Pre-logon User Does Not Appear in Traffic Logs
Resolution
Symptom
When using the pre-logon feature for GlobalProtect, the user "pre-logon" is not shown in the traffic logs and log details on the web UI:
Details
The Pre-logon Connect Method makes it possible for the client to connect to the GlobalProtect Gateway before an actual user is logged in.
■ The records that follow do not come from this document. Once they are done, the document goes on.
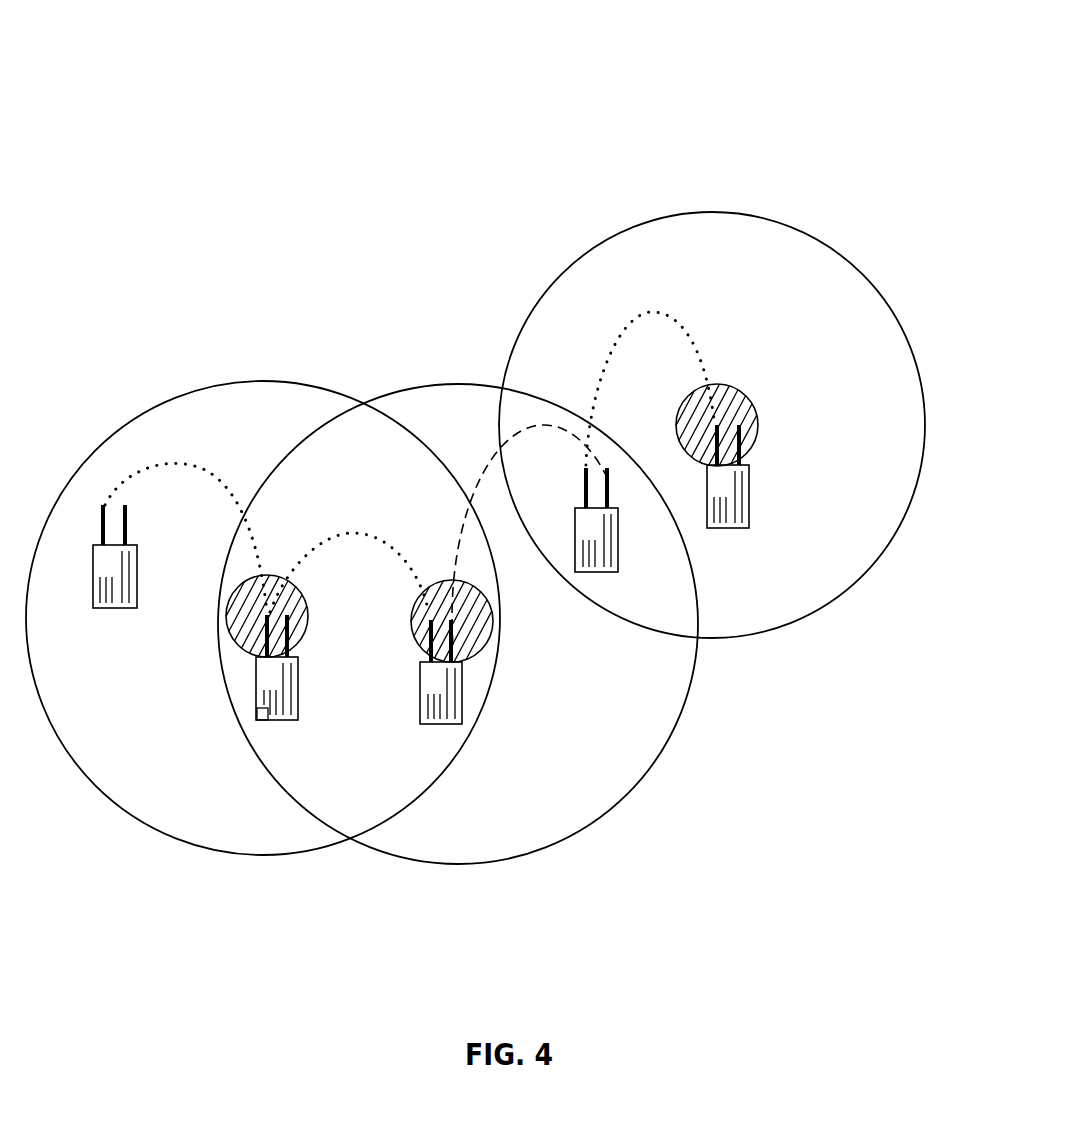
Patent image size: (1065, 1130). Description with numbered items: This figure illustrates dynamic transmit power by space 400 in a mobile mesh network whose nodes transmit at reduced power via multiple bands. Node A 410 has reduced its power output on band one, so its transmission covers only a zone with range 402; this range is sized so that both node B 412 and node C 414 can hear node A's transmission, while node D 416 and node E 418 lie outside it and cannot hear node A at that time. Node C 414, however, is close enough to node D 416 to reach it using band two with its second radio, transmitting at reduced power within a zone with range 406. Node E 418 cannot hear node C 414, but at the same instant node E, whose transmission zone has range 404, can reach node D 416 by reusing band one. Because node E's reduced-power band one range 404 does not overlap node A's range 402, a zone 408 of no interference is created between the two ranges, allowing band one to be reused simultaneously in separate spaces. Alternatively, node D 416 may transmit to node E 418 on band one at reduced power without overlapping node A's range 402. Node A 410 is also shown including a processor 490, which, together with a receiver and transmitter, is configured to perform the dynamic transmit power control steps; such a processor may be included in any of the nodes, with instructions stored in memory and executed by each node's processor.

The dynamic transmit power by space 400 is at (127, 28).
The node A band 1 reduced power range 402 is at (230, 435).
The node E band 1 reduced power range 404 is at (765, 257).
The node C band 2 reduced power range 406 is at (452, 838).
The zone of no interference 408 is at (523, 613).
The node A 410 is at (192, 737).
The node B 412 is at (110, 615).
The node C 414 is at (438, 732).
The node D 416 is at (568, 497).
The node E 418 is at (728, 531).
The processor 490 is at (166, 804).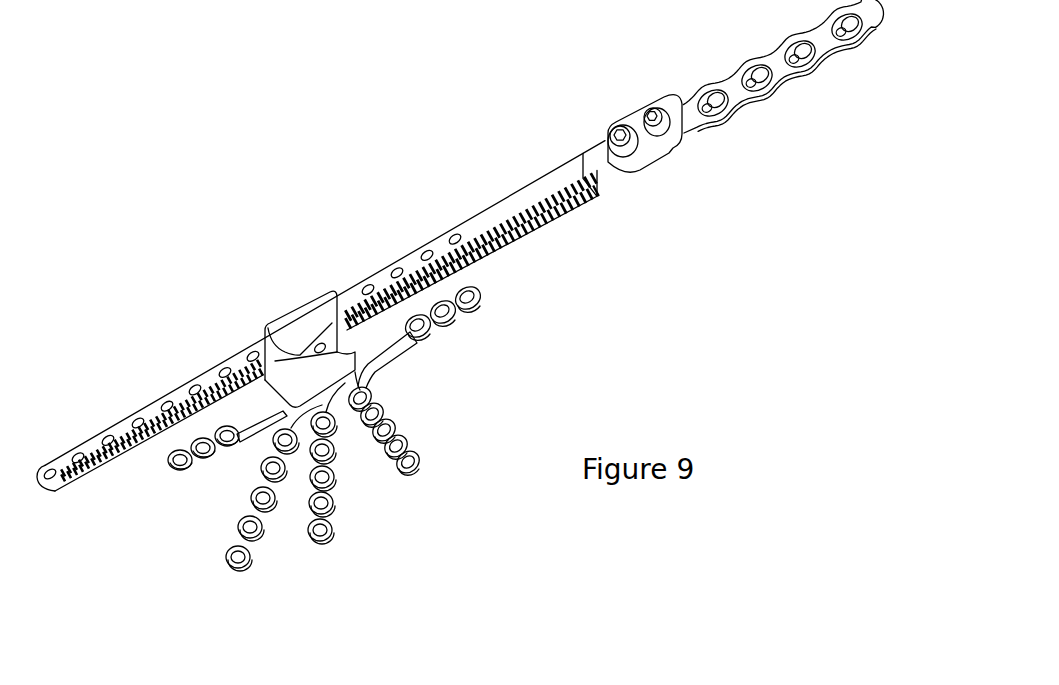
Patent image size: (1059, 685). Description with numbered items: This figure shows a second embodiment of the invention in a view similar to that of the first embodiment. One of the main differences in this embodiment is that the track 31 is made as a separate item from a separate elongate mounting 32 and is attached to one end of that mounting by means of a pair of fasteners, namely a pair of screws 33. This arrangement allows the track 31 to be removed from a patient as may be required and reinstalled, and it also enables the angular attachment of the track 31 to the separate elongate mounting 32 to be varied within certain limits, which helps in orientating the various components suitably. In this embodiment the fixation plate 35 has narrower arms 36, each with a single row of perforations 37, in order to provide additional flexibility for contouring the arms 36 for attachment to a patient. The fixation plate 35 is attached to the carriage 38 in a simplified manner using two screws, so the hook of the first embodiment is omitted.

The track 31 is at (377, 277).
The separate elongate mounting 32 is at (780, 95).
The screws 33 is at (620, 128).
The fixation plate 35 is at (372, 372).
The arms 36 is at (275, 482).
The perforations 37 is at (410, 457).
The carriage 38 is at (298, 343).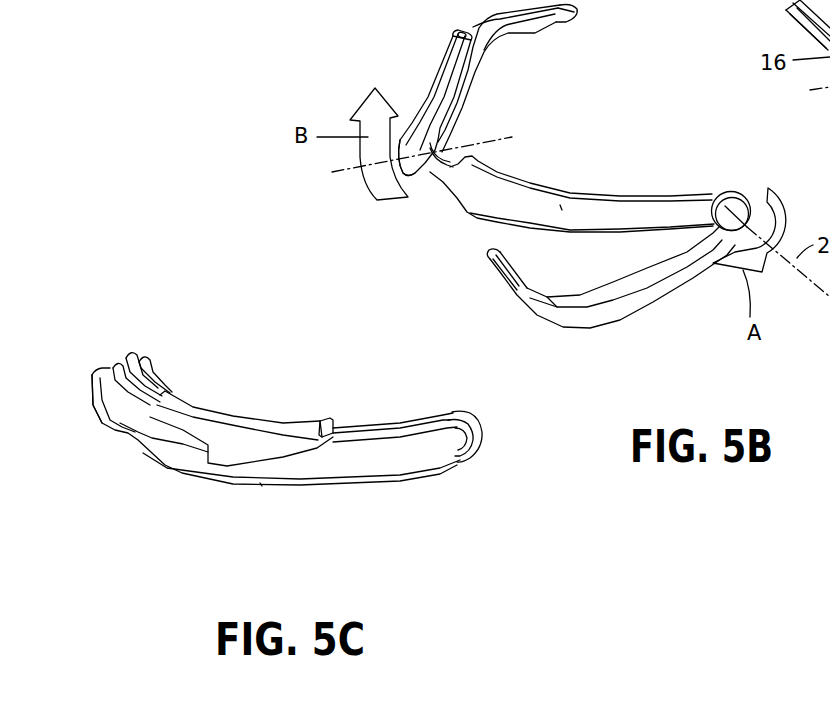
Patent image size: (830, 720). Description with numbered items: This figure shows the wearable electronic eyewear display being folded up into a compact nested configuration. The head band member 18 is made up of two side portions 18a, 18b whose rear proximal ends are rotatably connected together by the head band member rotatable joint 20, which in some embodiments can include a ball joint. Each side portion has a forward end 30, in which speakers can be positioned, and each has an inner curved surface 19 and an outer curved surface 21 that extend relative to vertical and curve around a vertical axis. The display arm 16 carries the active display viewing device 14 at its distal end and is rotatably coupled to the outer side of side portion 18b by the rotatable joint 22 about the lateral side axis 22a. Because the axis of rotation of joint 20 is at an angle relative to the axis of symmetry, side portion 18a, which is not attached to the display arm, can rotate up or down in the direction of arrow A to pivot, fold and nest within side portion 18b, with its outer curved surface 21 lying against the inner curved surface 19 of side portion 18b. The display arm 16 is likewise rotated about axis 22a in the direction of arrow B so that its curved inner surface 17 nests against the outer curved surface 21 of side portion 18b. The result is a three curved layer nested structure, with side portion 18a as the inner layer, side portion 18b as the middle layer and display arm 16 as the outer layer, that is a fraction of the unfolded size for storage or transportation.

All traffic that is sent during this pre-logon stage is recognized by the Palo Alto Networks device with source user "pre-logon".
For example:
> show global-protect-gateway current-user
GlobalProtect Gateway: Gateway (1 users)
Tunnel Name : Gateway-N
Domain-User Name : :pre-logon
Computer : 79B99C97-A3EC-4
Primary Username : pre-logon
Region for Config : 10.0.0.0-10.255.255.255
Source Region : 10.0.0.0-10.255.255.255
Client : Microsoft Windows 10 Enterprise , 64-bit
VPN Type : Device Level VPN
Mobile ID :
Client OS : Windows
Private IP : 172.172.172.250
Private IPv6 : ::
Public IP (connected) : 10.46.224.142
Public IPv6 : ::
Client IP : 10.46.224.142
ESP : exist
SSL : none
Login Time : Jun.15 14:49:15
Logout/Expiration : Jul.15 14:49:15
TTL : 2591940
Inactivity TTL : 10786
Request - Login : 2023-06-15 14:49:15.350 (1686865755350), 10.46.224.142
Request - GetConfig : 2023-06-15 14:49:15.506 (1686865755506), 10.46.224.142
Request - SSLVPNCONNECT : (0), ::
Also sessions are associated with this source user:
> show session id 7668
Session 7668
c2s flow:
source: 172.172.172.250 [L3-Trust]
dst: 72.21.81.240
proto: 6
sport: 57933 dport: 80
state: ACTIVE type: FLOW
src user: pre-logon
dst user: unknown
s2c flow:
source: 72.21.81.240 [L3-Untrust]
dst: 10.46.42.182
proto: 6
sport: 80 dport: 3544
state: ACTIVE type: FLOW
src user: unknown
dst user: pre-logon
start time : Thu Jun 15 14:50:48 2023
timeout : 15 sec
time to live : 13 sec
total byte count(c2s) : 47544
total byte count(s2c) : 1869358
layer7 packet count(c2s) : 765
layer7 packet count(s2c) : 1341
vsys : vsys1
application : ms-update
rule : Trust-to-Untrust
service timeout override(index) : False
session to be logged at end : True
session in session ager : True
session updated by HA peer : False
address/port translation : source
nat-rule : Trust-NAT(vsys1)
layer7 processing : completed
URL filtering enabled : False
session via syn-cookies : False
session terminated on host : False
session traverses tunnel : True
session terminate tunnel : False
captive portal session : False
ingress interface : tunnel.1
egress interface : ethernet1/3
session QoS rule : N/A (class 4)
tracker stage firewall : TCP FIN
tracker stage l7proc : ctd err sw
end-reason : tcp-fin
Cause
Source User blank on Traffic Logs for sessions from the pre-logon tunnel is the expected behavior, as the "pre-logon" user is not a real user and it does not indicate a particular client, so "pre-logon" applies to any client with pre-logon enabled.